Former Opa-Locka officer Michele Tewell said violence in the city is not what burned her out.
“It’s the police department itself,” she said. “It’s like there is a change in chief every two years or so. You start out like, ‘I’m gonna make a difference in this community.’ By the end, there’s so much crap to deal with that you have to get out.”
Tewell said she knew Bosque before she left to work at the Citrus County Sheriff’s Office in 2006.
“G.B. is a tough cop, and that’s a tough place to work,” she said. “When you told me that he got excited to hear he had more cases than anybody else, I wasn’t surprised. That’s what I’d expect from him.”
WHAP … WHAP
Time and again, Opa-Locka bungled misconduct investigations involving Bosque by losing paperwork or allowing serious allegations to languish without a proper inquiry. The Herald-Tribune found a dozen written complaints against Bosque that were unsubstantiated because documents disappeared, witnesses were never interviewed or the cases were improperly filed.
In 1997, a woman claimed Bosque was stalking her and had sneaked into her home through an air-conditioning vent while she slept. More than two years after filing the original complaint, the woman returned to find out the status of the case and to ask why she was never interviewed.
An officer initially told the woman the department had no record of her complaint. When the records were finally located, an official noted the case had been “incorrectly logged.”
The woman dropped the complaint in 2000.
Last July, 16-year-old Lawrence Ortiz and his mother filed a complaint after Bosque arrested the boy on felony burglary charges because he was playing basketball after hours at a middle school.
In his complaint, Ortiz wrote: “Officer Bosque allowed me to pick up my headphones and as we left the basketball court he slapped me and told me if I say anything he would put me in the emergency room. He then walked me two more steps and slapped me a second time.”
Ortiz and his mother provided their phone number and address for investigators. There is no record that anyone spoke to them about the claims. The only investigative document is a background check on Ortiz’s mother to see if she had any active warrants. She did not.
The case was dismissed when the 180-day limit to investigate complaints elapsed.
Bosque will not say whether he slapped the boy.
In a two-hour interview with the Herald-Tribune, Bosque evaded some questions — particularly those about off-duty altercations with women.
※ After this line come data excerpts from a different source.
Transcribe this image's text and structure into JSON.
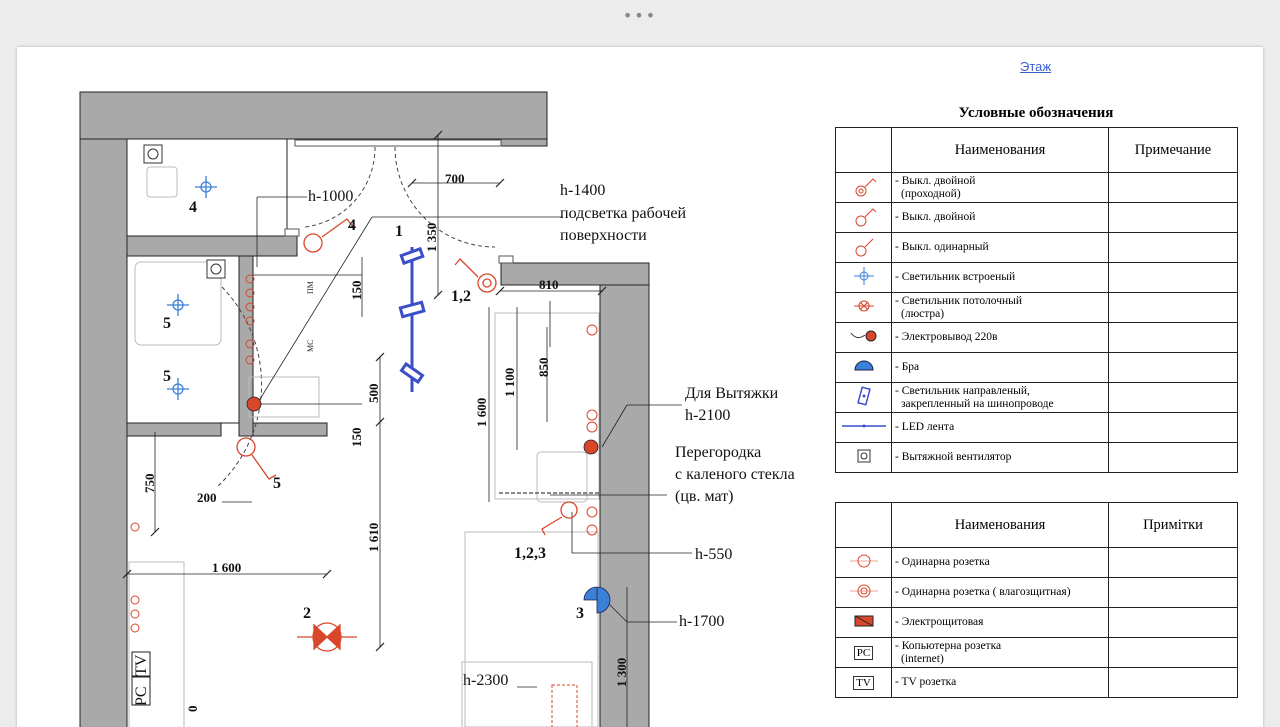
{
  "window_dots": "•••",
  "nav": {
    "floor_link": "Этаж"
  },
  "plan": {
    "rooms": [
      "4",
      "4",
      "5",
      "5",
      "5",
      "1",
      "1,2",
      "1,2,3",
      "2",
      "3"
    ],
    "notes": {
      "h1000": "h-1000",
      "h1400": "h-1400",
      "worklight_1": "подсветка рабочей",
      "worklight_2": "поверхности",
      "hood_1": "Для Вытяжки",
      "hood_2": "h-2100",
      "glass_1": "Перегородка",
      "glass_2": "с каленого стекла",
      "glass_3": "(цв. мат)",
      "h550": "h-550",
      "h1700": "h-1700",
      "h2300": "h-2300",
      "pm": "ПМ",
      "ms": "МС",
      "pc": "PC",
      "tv": "TV"
    },
    "dimensions": [
      "700",
      "1 350",
      "810",
      "150",
      "850",
      "1 100",
      "1 600",
      "500",
      "150",
      "750",
      "200",
      "1 610",
      "1 600",
      "1 300",
      "0"
    ]
  },
  "legend": {
    "title": "Условные обозначения",
    "table1": {
      "headers": {
        "name": "Наименования",
        "note": "Примечание"
      },
      "rows": [
        {
          "icon": "double-pass-switch-icon",
          "name_1": "- Выкл. двойной",
          "name_2": "(проходной)"
        },
        {
          "icon": "double-switch-icon",
          "name_1": "- Выкл. двойной",
          "name_2": ""
        },
        {
          "icon": "single-switch-icon",
          "name_1": "- Выкл.  одинарный",
          "name_2": ""
        },
        {
          "icon": "recessed-light-icon",
          "name_1": "- Светильник встроеный",
          "name_2": ""
        },
        {
          "icon": "ceiling-light-icon",
          "name_1": "- Светильник потолочный",
          "name_2": "(люстра)"
        },
        {
          "icon": "power-outlet-220-icon",
          "name_1": "- Электровывод 220в",
          "name_2": ""
        },
        {
          "icon": "sconce-icon",
          "name_1": "- Бра",
          "name_2": ""
        },
        {
          "icon": "track-spotlight-icon",
          "name_1": "- Светильник направленый,",
          "name_2": "закрепленный на шинопроводе"
        },
        {
          "icon": "led-strip-icon",
          "name_1": " - LED лента",
          "name_2": ""
        },
        {
          "icon": "exhaust-fan-icon",
          "name_1": "  - Вытяжной вентилятор",
          "name_2": ""
        }
      ]
    },
    "table2": {
      "headers": {
        "name": "Наименования",
        "note": "Примітки"
      },
      "rows": [
        {
          "icon": "single-socket-icon",
          "name_1": "- Одинарна розетка",
          "name_2": ""
        },
        {
          "icon": "waterproof-socket-icon",
          "name_1": "- Одинарна розетка ( влагозщитная)",
          "name_2": ""
        },
        {
          "icon": "electrical-panel-icon",
          "name_1": "- Электрощитовая",
          "name_2": ""
        },
        {
          "icon": "pc-socket-icon",
          "label": "PC",
          "name_1": "- Копьютерна розетка",
          "name_2": "(internet)"
        },
        {
          "icon": "tv-socket-icon",
          "label": "TV",
          "name_1": "- TV розетка",
          "name_2": ""
        }
      ]
    }
  },
  "colors": {
    "wall": "#a9a9a9",
    "red": "#d9472b",
    "blue": "#3a4fc8",
    "link": "#3a5fd0"
  }
}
But he came clean about others.
He knows he has a reputation as a “thumper.” He argues that in a city as turbulent as Opa-Locka, there are times an officer has to be “tough to earn respect.”
“I’m a good cop for the good people,” Bosque says. “But the bad guys know I might tune you up.”
As an example, he boasts about a confrontation in November 2000.
An older Hispanic woman called police because of a dispute with her rowdy teenage son. Bosque said the boy cursed and taunted him and his partner.
“He gets right up in my partner’s face, and I ask his mother if she can go in the other room for a second,” Bosque says. “She does and the kid is nose-to-nose with my partner and I throw him on the couch and …”
Bosque raises his hand to demonstrate.
″… I’m like, ‘You gonna disrespect me?’ Whap. ‘Don’t ever disrespect the police.’ Whap. Took him to jail, he gets out and files a complaint. His mom testifies against me.
“I’m lucky he was a Hispanic kid. If he was black they would have rung me up for a civil rights violation.”
He idles the patrol car at a gas station on 27th Street and Opa-Locka Boulevard. He says he has parked in this spot for years to be as close to the center of the city as he can get.
From here, he can be anywhere in under five minutes: north to a violent neighborhood known as the the Triangle; east to the Back Blues, an apartment complex and known drug den; west to the warehouses, where officers recently busted a business selling stolen auto parts.
As the sun sets, a man exits the convenience store. He gets on a bicycle, cracks open a can of beer and pedals away.
Bosque shrugs off the open-container violation.
“It’s Opa-Locka,” he says. “What are you going to do?”